Google Cloud Datastore Incident
status.cloud.google.comThis is covered here: https://news.ycombinator.com/item?id=21503773
(Although they keep fiddling with the title, it should just be "Google Cloud Incident", it affected a lot of services)
I perceive Google Cloud to have more outages than other providers, given the rate these announcements are posted on HN versus say, AWS. Is this fair to say, or is the GCP team just more honest than others?
It would be nice if there was some sort of independent monitor for that. That might actually be a fun little project now that I think about it; deploy a VM on all major platforms that monitors some core services, collect all data in zabbix orso...
Anyway, I've never used GCE or Azure, but plenty of AWS ;) From my experience, Amazon tends to 'forget' about issues quite quickly.
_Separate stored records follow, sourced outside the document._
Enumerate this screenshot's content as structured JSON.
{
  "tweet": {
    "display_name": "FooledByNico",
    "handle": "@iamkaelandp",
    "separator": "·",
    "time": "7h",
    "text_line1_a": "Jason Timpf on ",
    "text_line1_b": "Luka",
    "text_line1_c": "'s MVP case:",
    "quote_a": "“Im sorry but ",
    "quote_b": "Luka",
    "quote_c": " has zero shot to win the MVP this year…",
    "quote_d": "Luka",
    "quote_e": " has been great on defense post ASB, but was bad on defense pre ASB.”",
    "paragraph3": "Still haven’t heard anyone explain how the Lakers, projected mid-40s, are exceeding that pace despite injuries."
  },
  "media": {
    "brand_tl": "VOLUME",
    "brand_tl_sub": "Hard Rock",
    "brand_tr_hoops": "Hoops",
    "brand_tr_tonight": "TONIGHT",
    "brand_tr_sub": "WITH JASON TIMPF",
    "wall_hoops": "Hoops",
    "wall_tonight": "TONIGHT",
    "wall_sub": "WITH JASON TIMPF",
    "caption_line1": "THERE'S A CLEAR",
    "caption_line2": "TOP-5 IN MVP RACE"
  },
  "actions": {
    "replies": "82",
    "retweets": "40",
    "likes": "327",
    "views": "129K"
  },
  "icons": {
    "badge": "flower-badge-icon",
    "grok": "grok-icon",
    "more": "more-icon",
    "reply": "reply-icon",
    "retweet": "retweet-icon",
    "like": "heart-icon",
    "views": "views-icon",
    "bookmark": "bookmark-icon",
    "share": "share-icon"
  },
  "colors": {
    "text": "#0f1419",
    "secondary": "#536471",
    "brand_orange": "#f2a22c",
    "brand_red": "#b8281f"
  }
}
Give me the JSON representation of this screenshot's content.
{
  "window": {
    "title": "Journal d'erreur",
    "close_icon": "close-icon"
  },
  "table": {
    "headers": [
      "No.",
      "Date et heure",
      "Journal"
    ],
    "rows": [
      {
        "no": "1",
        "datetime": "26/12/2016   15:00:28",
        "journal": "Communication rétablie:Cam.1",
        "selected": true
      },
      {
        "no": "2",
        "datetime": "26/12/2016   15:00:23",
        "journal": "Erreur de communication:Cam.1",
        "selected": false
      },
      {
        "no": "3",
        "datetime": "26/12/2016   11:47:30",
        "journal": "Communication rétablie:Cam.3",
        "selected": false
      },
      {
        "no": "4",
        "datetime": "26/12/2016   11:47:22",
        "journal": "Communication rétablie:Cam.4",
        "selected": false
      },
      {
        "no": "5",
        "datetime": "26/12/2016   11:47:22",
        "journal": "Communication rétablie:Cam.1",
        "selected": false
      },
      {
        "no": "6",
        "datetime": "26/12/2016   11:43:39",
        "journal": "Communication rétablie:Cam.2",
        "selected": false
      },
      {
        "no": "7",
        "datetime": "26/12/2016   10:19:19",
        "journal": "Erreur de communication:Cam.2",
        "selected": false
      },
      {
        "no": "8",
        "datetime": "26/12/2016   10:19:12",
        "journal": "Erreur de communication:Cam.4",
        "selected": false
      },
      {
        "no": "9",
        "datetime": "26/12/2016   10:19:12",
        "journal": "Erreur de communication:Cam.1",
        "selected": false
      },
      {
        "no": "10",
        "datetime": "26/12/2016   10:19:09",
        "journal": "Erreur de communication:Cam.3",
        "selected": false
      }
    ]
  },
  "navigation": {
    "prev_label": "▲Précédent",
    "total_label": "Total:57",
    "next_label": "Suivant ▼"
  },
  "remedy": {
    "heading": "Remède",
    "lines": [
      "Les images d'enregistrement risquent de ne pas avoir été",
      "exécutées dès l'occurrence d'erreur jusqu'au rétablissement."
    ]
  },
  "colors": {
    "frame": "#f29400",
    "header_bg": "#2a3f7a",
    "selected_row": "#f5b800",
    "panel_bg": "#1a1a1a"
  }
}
Last month there was a DNS issue, ~12 hours after it was 'resolved' according to their status page I was still having issues for instance.
That being said, I have not had any full outages or downtime due to AWS issues in 4 or 5 years.
It would be very good to have a monitor like the one you mentioned. Something that is gathering problems detected by you, not reported by them. We know that both groups are not always the same.
AWS regions are independent from each-other. An outage might happen but it tends to be localized to a region or even a zone. AWS is not good at reporting errors, there were plenty of times where their dashboard was green but we had issues.
Google's network is spanning the globe. Configuration changes are more likely to affect all regions. Google is also better at reporting errors.
This is based on my own experience. YMMV
The headline is a little understated. Here's what they say is down:
"Description: We are experiencing a major issue with Cloud Dataflow, AppEngine, Compute Engine, Cloud Storage, Dataflow, Dataproc, Pub/Sub, BigQuery, Networking beginning at Monday, 2019-11-11 01:15 US/Pacific"